Microsoft finally phones home its developer tools, but is it too late?

Some say that Microsoft is late in delivering tools for corporate and third-party developers that will produce apps for its recent avalanche of new products. Are they too late?

REDMOND -- As Microsoft finally ships the software developers’ kit for Windows Phone 8 and preview versions of Azure, whether or not the company is too late in delivering developer tools to produce apps with the avalanche of new products remains to be seen.

Windows Phone 8 for example, shipped Monday but lacked finished developer tools, which left organizations that hope to take advantage of it waiting to get to work.

During the first two days of Microsoft's Build conference here this week, company executives announced they  are finally shipping the final software developers' kit for Windows Phone 8 as well as preview versions of Microsoft's Azure public cloud technologies.

With the launch of Windows Phone 8 this week, there is consistent mention of the lack of apps available.

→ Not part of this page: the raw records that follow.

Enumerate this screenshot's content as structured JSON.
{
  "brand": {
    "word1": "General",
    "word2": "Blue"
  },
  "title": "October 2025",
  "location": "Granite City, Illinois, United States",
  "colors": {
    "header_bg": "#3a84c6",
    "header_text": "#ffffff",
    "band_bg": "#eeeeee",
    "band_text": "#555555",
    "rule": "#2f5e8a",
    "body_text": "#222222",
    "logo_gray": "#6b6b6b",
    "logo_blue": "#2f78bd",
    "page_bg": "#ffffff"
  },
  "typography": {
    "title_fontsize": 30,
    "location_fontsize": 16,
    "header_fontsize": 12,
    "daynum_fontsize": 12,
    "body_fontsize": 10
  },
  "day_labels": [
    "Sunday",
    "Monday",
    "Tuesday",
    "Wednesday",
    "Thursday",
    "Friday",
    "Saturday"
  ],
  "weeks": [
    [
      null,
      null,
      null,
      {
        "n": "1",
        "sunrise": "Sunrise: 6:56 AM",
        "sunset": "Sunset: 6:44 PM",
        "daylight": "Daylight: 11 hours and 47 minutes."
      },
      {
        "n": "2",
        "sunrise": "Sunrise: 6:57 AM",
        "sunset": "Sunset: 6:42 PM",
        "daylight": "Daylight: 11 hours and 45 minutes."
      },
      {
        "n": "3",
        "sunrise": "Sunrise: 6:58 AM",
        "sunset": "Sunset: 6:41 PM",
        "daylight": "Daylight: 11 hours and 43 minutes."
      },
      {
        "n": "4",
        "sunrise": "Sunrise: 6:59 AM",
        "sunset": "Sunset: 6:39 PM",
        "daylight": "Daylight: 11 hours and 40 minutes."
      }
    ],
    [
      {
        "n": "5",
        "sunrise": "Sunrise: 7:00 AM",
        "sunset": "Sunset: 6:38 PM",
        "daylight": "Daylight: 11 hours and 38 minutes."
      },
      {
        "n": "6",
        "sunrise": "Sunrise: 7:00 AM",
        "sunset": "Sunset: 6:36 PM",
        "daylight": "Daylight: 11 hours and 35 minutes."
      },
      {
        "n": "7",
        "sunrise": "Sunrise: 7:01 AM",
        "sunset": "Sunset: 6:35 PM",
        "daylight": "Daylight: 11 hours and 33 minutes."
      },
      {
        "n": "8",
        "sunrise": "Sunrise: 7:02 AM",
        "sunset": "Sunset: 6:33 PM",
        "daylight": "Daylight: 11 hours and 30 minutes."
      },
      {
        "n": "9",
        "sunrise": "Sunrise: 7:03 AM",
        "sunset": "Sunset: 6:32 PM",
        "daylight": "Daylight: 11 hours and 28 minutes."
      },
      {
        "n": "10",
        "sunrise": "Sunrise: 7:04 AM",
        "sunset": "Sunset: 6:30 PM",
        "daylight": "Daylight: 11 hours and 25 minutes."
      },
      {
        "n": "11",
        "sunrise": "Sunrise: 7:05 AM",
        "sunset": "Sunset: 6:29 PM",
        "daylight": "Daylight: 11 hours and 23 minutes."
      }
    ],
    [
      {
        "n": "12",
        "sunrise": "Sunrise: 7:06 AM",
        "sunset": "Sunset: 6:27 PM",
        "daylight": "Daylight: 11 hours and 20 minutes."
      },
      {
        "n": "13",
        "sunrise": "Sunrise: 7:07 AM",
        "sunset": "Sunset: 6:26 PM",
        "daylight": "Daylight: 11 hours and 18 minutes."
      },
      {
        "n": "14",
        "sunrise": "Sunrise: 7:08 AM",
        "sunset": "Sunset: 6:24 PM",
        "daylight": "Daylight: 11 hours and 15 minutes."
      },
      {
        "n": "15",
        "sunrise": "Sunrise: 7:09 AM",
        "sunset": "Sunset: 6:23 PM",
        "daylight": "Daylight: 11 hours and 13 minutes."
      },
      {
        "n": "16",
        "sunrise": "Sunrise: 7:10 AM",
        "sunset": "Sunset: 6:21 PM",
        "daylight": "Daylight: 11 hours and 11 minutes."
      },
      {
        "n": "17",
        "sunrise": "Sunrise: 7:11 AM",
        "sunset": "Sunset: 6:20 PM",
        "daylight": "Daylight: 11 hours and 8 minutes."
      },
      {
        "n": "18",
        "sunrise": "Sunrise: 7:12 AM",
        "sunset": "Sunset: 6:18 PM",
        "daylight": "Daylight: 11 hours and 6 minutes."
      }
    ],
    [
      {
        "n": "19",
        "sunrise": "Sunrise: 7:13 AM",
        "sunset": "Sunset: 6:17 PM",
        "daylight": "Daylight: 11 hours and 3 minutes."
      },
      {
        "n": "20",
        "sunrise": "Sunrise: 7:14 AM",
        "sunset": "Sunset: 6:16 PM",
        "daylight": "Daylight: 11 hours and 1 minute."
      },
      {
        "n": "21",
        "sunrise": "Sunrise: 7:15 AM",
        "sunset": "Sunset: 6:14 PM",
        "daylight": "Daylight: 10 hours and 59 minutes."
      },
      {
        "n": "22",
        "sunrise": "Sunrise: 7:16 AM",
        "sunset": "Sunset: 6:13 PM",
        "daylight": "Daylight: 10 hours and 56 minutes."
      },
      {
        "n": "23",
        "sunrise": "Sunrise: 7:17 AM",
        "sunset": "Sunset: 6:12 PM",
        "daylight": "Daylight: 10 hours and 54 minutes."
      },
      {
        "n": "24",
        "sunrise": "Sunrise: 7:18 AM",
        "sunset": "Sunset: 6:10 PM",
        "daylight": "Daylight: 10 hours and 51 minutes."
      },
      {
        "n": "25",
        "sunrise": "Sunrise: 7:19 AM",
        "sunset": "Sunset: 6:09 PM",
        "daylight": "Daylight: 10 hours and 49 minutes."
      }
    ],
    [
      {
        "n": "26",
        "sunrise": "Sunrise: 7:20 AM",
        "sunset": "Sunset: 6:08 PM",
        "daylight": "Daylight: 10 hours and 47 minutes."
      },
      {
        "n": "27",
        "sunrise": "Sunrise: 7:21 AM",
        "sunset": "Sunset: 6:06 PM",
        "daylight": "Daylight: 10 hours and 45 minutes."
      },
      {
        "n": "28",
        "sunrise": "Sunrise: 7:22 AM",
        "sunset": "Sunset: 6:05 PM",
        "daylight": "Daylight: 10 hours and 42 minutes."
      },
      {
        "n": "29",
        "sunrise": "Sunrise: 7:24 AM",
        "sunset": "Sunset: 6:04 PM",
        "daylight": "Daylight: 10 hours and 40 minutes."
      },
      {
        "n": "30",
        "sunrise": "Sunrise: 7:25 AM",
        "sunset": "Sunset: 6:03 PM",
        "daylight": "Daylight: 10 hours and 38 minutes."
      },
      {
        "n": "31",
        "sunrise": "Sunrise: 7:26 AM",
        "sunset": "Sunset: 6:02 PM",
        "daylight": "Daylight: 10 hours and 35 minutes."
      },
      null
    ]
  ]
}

Ken Levy, president of MashupX, LLC

Another attendee, a developer from a large GPS manufacturer in the Midwest, was also pleased that the Windows Phone 8 SDK finally shipped because his employer wants to build commercial apps that support the new phones.

Not every observer was so upbeat.

"With the launch of Windows Phone 8 this week, there is consistent mention of the lack of apps available," said Ken Levy, president of MashupX, LLC and former product and community manager in Microsoft's developer division. "There could have been many more new Windows Phone 8 apps for the launch, but Microsoft didn't release the Windows Phone 8 SDK until yesterday," he added.

Part of the problems many .NET developers are complaining about is not just the delay of the SDK, but also Microsoft's lack of transparency by not disclosing the SDK release date in advance for corporate users  and developers to be able to plan around, Levy said.

Among the cloud previews, the company showcased Windows Azure Mobile Services for corporate and third party  developers aimed at enabling Microsoft's cloud service to connect with Windows Phone 8 as well as expanding language support in Azure, including Python, the company said.

The event is the first time that Microsoft has hosted a large scale technical conclave on its sprawling Redmond, Wash. campus, with approximately 5,000 developers waiting  for shuttle buses in the rain to get the low down on the latest programming information from company executives.

Microsoft has already sold some four million copies of the Windows 8 upgrade, according to CEO Steve Ballmer. Company officials also announced the release the latest version of Visual Studio Team Foundation Service.

Microsoft is streaming the keynotes and some of the technical sessions for those who don't want to stand in line in the rain.